Tony Blair's distinctively neoconservative foreign policy preceded that of the Bush administration - it did not follow it. His leadership on air strikes against Saddam Hussein in 1998, the turning-point interventions in Kosovo and Sierra Leone, and the post-9/11 conflicts of Afghanistan and Iraq have been - from the point of view of neoconservatism - exemplary . . . What Blair has resuscitated (particularly during Kosovo and Sierra Leone) is the sense that Britain can lead, not follow, global trends in foreign affairs - that, as a global power, Britain's interests are best served not by selfish isolationism or abnegation of responsibility, but by being a world leader with a humanitarian urge.

That Blair took this position - the first national leader to do so - makes Sir Christopher Meyer's opportunistic memoirs, in which he accuses Blair of poodling along behind George Bush, even grubbier: Blair led, but had not the power to intervene alone, save in such relatively small-scale conflicts as Sierra Leone. His 1999 Chicago speech remains a high water mark of liberal interventionist - or neoconservative - thinking.

It is a reflection of Blair's ability to move outside of party constraints, when the occasion demands it, that both Kamm and Murray have little but praise for him, even though the first claims him as the expression of true social-democratic values, while the second points to him as an example for a renewed conservatism. Kamm, whose book is an impassioned, fluent and acerbic essay, quotes from Blair's speech to the US Congress in July 2003 - "Just as the terrorist seeks to divide humanity in hate, so we have to unify it around an idea and that idea is liberty" - and writes that "it is the great irony of modern politics that this doctrine should be opposed, indeed sneered at, and for classically realist reasons, by people who are typically regarded as being on the left".

A fair amount of the sneering has been done in this magazine, by writers such as Noam Chomsky, Richard Gott and John Pilger - all of whom are, as Roger Scruton noted of Tom Nairn in another context, "writing as an enemy". Others who have taken this position are Yasmin Alibhai-Brown, Arundhati Roy and Naomi Klein (the last of whom called for "bringing Najaf to New York", a statement Murray interprets, reasonably, as calling for another jihad against that city).

Even if these writers are extreme (though they are published in journals that would not think of themselves as extreme) it is clear that, for most of the left, and many on the right and centre, the neoconservative impulse is a bogey.
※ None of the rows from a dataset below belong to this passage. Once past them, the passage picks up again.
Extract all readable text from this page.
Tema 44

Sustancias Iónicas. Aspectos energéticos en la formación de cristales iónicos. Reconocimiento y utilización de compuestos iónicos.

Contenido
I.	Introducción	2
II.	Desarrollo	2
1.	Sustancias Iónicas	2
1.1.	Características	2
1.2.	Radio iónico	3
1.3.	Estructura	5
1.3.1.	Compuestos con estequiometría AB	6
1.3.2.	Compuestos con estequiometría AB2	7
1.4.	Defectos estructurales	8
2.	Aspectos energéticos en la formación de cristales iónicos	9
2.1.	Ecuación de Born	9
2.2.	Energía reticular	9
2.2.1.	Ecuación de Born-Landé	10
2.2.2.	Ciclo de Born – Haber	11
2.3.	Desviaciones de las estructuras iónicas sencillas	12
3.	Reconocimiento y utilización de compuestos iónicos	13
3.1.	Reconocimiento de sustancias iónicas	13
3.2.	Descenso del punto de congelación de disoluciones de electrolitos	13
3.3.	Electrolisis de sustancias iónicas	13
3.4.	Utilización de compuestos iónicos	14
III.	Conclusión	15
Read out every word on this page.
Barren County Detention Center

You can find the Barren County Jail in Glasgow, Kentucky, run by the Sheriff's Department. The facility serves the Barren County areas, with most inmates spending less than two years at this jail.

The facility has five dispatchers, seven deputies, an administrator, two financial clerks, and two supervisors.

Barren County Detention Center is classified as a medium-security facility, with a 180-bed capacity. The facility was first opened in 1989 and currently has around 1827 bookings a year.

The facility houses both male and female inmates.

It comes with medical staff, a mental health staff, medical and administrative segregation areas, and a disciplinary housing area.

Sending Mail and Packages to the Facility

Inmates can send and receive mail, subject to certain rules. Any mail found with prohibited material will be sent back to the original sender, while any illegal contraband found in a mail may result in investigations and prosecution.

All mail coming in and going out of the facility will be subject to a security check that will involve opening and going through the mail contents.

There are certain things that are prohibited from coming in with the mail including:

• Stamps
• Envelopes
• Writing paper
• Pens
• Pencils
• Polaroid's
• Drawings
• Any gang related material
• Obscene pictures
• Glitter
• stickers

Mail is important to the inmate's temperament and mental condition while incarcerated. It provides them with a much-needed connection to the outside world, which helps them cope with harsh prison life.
So, what chance that Kamm's and Murray's pleas will be heard and acted on?

I would judge there to be a good chance. I cannot believe that Gordon Brown, if he becomes the next prime minister, will seek to withdraw British troops prematurely from southern Iraq; nor do I think his natural instincts in foreign policy are those of a Douglas Hurd/Malcolm Rifkind realist - both of whom, as foreign secretaries in John Major's cabinet, stood pat on Bosnia. And equally, I doubt that David Cameron, if he were to be elected prime minister, would return to that discredited passage in his own party's history: he voted for the invasion of Iraq and appears to agree with the pro-interventionist line taken by Liam Fox, the incumbent shadow foreign secretary.

But Blair was the path-breaker. Let us hope that the path he broke remains the one trodden by his successors.